A Czech Contribution to Estonian Avant-Garde

A Czech Contribution to Estonian Avant-Garde

On 31 August the exhibition “Geomeetriline inimene. Eesti Kunstnikkude Rühm ja 1920.–1930. aastate kunstiuuendus.” [Geometrical Man. The Group of Estonian Artists and Art Innovation in the 1920s and 1930s.] was opened in the Kumu Art Museum in Tallinn. This retrospective of the activities of the Estonian avant-garde group brought together 60 paintings and 50 drawings by prominent representatives of the Estonian avant-garde (Jaan Vahtra, Eduard Ole, Friedrich Voldemar Hist, Juhan Raudsepp, Felix Randel, Märt Laarman, Arnold Akberg and Henrik Olvi), as well as works by members of the Riga Artists Group from Latvia, whose oeuvre was an important springboard for Estonian Modernists thanks to exhibitions by the Riga Artists Group in Tartu and Tallinn in 1924. The close connections between Estonian and Latvian artists (Romans Suta, Aleksandra Beļcova, Niklāvs Strunke) is evidence of a different kind of artistic communication than the traditional relationship between the centre and the periphery. In this case the link is rather between one periphery and another, although in the traditional way of thinking it could be said that Riga became the centre, as the works of art produced there had such a strong influence on Estonian Modernists.

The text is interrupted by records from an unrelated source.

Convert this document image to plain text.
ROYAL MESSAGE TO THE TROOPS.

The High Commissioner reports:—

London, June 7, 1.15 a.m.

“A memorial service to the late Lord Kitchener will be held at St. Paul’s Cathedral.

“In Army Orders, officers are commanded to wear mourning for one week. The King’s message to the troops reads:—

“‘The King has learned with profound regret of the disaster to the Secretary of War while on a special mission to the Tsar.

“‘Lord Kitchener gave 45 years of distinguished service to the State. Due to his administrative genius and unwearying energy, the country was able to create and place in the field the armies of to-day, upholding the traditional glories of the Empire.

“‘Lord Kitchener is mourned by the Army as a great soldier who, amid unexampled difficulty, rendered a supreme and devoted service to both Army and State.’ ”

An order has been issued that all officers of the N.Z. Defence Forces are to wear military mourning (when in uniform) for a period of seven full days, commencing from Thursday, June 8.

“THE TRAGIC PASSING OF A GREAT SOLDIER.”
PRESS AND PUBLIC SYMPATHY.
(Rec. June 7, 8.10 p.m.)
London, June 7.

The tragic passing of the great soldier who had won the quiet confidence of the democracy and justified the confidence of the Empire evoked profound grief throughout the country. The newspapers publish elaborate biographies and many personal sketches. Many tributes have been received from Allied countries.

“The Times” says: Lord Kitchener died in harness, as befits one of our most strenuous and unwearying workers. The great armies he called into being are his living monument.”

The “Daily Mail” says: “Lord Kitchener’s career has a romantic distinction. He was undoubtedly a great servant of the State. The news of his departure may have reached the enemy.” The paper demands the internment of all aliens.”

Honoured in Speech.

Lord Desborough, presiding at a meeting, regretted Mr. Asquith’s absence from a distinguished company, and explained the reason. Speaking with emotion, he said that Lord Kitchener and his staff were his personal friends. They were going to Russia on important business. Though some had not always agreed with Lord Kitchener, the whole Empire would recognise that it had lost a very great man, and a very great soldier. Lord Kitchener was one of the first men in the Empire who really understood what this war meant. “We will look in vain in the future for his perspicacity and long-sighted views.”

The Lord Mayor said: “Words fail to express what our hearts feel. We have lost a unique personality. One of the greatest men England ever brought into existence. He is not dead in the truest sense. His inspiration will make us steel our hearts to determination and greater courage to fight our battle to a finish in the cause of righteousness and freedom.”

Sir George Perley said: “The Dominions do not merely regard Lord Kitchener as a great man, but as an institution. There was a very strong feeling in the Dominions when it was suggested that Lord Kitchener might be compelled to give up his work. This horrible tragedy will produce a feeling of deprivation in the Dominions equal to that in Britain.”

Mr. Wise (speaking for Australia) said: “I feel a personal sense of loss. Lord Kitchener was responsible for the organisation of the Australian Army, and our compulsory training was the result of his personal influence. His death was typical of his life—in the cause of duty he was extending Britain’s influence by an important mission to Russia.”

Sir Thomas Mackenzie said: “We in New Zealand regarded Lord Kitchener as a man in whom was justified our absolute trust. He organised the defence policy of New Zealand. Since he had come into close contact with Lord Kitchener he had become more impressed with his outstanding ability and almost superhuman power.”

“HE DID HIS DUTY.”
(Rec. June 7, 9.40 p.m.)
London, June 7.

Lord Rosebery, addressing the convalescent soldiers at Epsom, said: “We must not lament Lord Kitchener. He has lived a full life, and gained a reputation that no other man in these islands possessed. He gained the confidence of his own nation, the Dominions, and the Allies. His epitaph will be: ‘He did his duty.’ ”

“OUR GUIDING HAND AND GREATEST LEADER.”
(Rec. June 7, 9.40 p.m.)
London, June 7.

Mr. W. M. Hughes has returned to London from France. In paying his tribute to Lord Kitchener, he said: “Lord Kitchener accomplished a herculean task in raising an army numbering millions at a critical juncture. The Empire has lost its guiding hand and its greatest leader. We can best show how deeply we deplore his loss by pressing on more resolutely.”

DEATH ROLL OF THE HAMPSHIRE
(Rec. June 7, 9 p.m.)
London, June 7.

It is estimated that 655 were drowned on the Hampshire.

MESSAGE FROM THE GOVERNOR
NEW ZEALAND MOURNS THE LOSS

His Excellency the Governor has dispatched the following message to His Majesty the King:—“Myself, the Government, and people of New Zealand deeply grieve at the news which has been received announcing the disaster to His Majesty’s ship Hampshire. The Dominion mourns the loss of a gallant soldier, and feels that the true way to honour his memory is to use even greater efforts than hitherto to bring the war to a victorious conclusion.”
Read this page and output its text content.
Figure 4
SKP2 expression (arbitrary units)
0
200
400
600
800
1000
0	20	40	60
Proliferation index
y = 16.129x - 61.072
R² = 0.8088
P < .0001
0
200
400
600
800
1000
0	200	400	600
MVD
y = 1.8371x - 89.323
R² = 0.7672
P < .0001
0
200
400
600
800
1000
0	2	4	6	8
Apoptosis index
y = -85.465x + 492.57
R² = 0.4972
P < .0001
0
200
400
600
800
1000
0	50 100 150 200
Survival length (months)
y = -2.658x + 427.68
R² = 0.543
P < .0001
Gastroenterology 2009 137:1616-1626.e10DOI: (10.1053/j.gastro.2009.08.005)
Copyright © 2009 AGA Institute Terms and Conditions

Attached file: Geometrical Man_Lahoda.pdf

The exhibition is accompanied by a lavishly illustrated catalogue in Estonian and English, to which Vojtěch Lahoda has contributed a study on the relationship between the Estonian group of artists and avant-garde and Central and Eastern Europe. The exhibition catalogue is in the library of the Institute of Art History in Prague.